Question

In which of the following reactions of $ {H_2}S{O_4} $ , sulphur retains its oxidation state?
(A) Reaction of dil. $ {H_2}S{O_4} $ with sulphur
(B) Reaction of conc. $ {H_2}S{O_4} $ with sulphur
(C) Reaction of conc. $ {H_2}S{O_4} $ with glucose
(D) Reaction of dil. $ {H_2}S{O_4} $ with zinc

Answer 1

Hint :The cumulative number of electrons that an atom absorbs or loses in order to form a chemical bond with another atom is referred to as the oxidation number, also known as the oxidation state.
The word "oxidation" was coined to describe the reaction of a product with oxygen. Far further, it was discovered that the compound loses electrons when oxidised, and the meaning was expanded to include all reactions in which the loss of electrons take place, regardless of whether oxygen is present.

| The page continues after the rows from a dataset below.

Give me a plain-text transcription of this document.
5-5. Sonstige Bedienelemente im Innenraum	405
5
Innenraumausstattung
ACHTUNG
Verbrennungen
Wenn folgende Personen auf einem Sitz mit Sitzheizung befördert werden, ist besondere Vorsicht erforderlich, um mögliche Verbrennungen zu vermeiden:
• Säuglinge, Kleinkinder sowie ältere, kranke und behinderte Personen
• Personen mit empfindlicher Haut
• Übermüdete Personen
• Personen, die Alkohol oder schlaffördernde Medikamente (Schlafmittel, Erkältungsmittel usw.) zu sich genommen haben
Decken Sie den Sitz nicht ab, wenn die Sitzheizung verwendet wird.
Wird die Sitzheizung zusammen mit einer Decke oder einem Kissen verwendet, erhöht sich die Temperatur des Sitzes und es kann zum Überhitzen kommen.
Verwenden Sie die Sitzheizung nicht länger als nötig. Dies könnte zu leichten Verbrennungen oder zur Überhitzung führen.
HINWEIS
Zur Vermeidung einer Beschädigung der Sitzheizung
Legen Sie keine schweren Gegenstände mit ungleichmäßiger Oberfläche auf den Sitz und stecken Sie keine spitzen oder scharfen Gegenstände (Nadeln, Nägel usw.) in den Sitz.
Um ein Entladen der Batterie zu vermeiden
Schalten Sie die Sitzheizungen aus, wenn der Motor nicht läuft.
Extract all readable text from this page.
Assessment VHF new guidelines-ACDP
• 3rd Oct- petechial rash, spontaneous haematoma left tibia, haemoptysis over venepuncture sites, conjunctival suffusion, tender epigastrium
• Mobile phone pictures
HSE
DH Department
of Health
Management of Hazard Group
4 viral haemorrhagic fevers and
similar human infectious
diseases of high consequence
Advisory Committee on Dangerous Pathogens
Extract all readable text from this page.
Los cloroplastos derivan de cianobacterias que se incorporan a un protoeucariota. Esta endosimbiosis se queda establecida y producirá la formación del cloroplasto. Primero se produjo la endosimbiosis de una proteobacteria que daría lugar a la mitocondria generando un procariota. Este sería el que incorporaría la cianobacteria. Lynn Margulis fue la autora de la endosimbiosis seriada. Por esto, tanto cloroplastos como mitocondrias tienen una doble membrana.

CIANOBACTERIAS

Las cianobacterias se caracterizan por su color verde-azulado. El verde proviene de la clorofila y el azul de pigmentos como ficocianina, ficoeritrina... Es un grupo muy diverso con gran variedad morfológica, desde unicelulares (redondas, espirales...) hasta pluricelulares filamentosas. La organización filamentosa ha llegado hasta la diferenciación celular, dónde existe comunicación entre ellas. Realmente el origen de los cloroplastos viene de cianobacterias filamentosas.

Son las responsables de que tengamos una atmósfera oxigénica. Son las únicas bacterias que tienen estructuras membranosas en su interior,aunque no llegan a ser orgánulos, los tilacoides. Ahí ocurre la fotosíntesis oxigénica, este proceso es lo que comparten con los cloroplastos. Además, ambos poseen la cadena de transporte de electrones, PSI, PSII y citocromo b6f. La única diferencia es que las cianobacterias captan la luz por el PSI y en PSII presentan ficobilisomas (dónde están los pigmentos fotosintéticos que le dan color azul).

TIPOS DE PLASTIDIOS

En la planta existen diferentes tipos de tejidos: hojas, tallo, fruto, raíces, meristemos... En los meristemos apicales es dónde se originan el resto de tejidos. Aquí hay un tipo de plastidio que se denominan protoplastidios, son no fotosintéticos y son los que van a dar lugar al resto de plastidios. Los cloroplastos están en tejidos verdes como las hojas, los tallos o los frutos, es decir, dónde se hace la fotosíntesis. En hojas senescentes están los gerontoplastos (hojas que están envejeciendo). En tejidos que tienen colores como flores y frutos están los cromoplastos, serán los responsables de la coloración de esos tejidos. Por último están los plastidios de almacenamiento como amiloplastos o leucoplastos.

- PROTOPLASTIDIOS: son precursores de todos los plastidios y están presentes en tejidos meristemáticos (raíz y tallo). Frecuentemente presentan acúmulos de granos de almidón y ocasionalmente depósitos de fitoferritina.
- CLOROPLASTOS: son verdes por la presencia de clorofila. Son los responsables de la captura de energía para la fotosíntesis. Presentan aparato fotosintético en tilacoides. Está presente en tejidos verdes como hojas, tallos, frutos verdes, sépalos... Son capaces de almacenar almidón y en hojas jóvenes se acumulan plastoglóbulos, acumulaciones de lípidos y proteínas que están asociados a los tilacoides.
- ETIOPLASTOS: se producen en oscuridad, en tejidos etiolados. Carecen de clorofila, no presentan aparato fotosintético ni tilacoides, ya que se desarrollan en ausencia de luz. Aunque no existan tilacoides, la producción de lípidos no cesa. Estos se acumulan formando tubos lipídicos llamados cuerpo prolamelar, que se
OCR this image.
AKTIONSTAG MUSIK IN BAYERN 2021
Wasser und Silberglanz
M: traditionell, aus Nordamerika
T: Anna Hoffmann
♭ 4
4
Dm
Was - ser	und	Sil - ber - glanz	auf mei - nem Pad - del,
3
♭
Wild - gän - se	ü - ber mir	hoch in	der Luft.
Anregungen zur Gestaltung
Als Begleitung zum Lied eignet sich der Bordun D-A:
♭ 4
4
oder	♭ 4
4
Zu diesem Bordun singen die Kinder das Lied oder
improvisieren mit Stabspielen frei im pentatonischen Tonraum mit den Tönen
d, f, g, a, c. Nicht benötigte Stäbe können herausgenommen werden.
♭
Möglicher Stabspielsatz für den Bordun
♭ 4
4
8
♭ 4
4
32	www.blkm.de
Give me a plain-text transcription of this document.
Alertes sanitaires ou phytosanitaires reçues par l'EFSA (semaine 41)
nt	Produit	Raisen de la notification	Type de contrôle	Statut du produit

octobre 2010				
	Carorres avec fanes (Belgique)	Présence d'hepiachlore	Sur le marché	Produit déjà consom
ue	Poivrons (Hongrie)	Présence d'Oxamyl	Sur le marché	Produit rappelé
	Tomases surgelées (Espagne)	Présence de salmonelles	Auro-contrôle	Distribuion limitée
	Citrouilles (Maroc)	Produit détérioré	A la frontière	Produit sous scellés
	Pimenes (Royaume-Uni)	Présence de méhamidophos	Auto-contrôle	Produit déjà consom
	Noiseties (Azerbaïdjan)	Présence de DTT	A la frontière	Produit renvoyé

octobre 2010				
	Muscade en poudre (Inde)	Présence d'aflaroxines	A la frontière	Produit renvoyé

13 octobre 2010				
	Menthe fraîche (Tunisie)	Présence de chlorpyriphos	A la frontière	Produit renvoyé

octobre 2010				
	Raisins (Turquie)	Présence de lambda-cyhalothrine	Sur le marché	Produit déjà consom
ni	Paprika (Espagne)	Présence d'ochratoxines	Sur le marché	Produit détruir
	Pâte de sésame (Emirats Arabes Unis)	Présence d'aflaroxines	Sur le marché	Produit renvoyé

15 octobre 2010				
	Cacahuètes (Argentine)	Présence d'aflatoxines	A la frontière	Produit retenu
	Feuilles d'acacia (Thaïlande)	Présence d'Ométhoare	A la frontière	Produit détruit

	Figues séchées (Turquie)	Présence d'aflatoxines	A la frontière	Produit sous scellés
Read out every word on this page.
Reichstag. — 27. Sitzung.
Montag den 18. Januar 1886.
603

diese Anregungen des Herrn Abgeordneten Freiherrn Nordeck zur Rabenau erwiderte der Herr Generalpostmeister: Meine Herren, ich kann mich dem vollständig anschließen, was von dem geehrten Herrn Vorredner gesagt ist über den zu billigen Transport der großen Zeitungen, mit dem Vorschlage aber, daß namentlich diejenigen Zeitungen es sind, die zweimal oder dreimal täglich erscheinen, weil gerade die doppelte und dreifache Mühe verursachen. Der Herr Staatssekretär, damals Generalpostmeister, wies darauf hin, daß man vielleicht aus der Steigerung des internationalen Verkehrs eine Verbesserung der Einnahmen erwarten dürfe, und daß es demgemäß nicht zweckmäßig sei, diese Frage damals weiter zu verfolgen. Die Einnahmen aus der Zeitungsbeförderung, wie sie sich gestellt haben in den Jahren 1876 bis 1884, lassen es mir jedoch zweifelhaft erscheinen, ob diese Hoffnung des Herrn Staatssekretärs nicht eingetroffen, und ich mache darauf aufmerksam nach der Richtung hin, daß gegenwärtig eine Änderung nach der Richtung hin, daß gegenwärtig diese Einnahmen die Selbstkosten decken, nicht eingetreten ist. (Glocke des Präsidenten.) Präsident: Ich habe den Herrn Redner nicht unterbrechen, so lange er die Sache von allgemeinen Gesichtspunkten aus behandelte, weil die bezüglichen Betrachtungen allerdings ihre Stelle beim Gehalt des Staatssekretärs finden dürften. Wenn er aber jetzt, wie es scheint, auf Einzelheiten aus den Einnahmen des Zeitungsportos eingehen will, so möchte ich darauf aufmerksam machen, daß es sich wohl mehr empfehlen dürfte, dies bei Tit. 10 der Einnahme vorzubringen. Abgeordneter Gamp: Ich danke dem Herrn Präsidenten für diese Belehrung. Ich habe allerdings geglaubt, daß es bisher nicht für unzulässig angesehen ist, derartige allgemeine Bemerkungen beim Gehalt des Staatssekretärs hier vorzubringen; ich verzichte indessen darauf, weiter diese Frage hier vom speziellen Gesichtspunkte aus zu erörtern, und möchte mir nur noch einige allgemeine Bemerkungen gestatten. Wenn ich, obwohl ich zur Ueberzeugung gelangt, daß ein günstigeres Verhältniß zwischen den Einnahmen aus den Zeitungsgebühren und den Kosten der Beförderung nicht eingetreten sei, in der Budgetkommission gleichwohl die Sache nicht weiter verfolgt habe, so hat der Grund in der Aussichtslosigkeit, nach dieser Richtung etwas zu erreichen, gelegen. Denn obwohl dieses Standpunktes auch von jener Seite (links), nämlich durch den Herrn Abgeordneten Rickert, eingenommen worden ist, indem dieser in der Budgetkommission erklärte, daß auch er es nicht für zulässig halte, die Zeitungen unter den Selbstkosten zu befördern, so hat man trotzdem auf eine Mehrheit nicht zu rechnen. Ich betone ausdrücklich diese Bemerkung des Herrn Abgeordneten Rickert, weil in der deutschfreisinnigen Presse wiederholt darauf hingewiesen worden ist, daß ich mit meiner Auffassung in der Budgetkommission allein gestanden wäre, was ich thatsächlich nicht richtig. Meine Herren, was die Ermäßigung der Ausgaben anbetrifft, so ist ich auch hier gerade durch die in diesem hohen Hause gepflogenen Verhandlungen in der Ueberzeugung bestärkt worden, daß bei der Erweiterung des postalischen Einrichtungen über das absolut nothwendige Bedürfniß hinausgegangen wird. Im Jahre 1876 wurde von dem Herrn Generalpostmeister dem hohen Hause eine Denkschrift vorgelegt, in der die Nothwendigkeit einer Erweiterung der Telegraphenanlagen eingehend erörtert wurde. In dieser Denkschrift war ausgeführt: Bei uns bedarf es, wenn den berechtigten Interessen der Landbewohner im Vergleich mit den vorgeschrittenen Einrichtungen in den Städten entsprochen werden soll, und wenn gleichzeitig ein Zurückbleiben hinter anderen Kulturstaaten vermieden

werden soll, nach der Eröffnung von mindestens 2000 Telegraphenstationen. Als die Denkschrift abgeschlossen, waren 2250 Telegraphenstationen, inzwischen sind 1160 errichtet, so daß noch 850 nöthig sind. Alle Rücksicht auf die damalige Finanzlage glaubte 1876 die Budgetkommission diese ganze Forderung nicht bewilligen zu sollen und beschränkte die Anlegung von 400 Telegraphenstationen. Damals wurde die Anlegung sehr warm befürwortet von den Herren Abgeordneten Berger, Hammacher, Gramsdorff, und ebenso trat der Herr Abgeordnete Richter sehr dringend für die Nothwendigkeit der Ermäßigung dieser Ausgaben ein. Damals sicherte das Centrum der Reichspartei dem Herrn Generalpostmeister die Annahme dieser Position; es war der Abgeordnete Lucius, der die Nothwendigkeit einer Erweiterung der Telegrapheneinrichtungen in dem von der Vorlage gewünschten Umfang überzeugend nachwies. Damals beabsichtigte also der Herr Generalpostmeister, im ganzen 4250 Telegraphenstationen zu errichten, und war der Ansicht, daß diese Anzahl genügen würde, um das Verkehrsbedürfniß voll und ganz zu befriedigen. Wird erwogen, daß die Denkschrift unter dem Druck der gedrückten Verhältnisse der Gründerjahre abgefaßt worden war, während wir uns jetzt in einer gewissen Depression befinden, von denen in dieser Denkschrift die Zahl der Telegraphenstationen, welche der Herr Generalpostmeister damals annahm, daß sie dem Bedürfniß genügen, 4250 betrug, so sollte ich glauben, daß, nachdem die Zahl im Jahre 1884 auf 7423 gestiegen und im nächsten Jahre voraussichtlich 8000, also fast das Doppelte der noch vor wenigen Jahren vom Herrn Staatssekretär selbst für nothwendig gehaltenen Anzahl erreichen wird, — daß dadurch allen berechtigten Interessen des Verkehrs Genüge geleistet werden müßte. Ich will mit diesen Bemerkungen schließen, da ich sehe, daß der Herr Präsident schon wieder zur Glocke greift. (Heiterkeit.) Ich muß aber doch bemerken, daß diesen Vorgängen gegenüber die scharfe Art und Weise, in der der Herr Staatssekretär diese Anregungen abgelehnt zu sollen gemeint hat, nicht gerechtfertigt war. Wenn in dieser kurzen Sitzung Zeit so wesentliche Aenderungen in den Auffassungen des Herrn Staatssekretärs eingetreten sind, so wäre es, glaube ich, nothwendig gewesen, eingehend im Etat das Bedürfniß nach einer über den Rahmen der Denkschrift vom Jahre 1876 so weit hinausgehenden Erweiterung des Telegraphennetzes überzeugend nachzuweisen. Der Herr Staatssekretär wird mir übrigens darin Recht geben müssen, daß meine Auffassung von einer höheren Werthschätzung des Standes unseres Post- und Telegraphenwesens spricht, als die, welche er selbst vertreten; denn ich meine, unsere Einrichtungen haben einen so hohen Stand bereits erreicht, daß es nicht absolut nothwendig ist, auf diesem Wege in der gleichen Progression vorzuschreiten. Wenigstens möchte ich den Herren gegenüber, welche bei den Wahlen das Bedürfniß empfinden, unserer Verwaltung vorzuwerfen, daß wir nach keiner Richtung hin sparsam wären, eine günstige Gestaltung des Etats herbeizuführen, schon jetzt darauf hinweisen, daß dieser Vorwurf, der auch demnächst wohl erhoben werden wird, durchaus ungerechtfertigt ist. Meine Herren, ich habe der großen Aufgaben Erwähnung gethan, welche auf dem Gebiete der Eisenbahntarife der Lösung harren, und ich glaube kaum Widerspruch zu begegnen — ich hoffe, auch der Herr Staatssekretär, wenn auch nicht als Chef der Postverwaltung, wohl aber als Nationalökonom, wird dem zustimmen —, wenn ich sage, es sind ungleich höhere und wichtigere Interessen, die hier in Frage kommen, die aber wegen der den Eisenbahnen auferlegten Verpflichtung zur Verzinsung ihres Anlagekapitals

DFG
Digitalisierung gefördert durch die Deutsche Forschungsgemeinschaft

Complete Step By Step Answer:
Sulphuric acid which has a molecular formula $ {H_2}S{O_4} $ , is a mineral acid which is made up of three elements: sulphur, oxygen, and hydrogen. It is commonly used in the production of chemicals, such as hydrochloric acid, pigments, dyes, nitric acid, sulphate salts and drugs. The oxidation of sulphur in $ {H_2}S{O_4} $ is $ + 6 $ .
The above question has multiple correct answers:
As dilute sulphuric acid interacts with Sulphur, the following happens:
 $ 2{H_2}S{O_4} + S \to 3S{O_2} + 2{H_2}O $
The oxidation state of sulphur changes from $ + 6 $ to $ + 4 $ in $ {H_2}S{O_4} $ . So, the oxidation state differs from sulphur , and it is a reduction which takes place. Similarly, when sulphur reacts with concentrated $ {H_2}S{O_4} $ , the oxidation state of sulphur in $ {H_2}S{O_4} $ differs.
As Conc. $ {H_2}S{O_4} $ interacts with glucose, the following reaction takes place:
 $ 6{H_2}S{O_4} + {C_6}{H_{12}}{O_6} \to 6C + 6{H_2}S{O_4} + {H_2}O $
In this case, $ {H_2}S{O_4} $ participates indirectly and is obtained as a combination of water and acid. In this combination, the oxidation state remains the same.
As dil. $ {H_2}S{O_4} $ interacts with Zinc, the following reaction takes place:
 $ Zn + {H_2}S{O_4} \to ZnS{O_4} + {H_2} $
Since, the oxidation state of sulphur in $ ZnS{O_4} $ is $ + 6 $ . The oxidation state of sulphur remains the same.
Thus, the correct options are options $ C $ and $ D $ .

Note :
The loss of electrons or an increase in the oxidation state of an atom, an ion, or any atoms in a molecule is referred to as oxidation. Reduction is the process by which an atom, an ion, or some atoms in a molecule gain electrons or decrease in their oxidation state.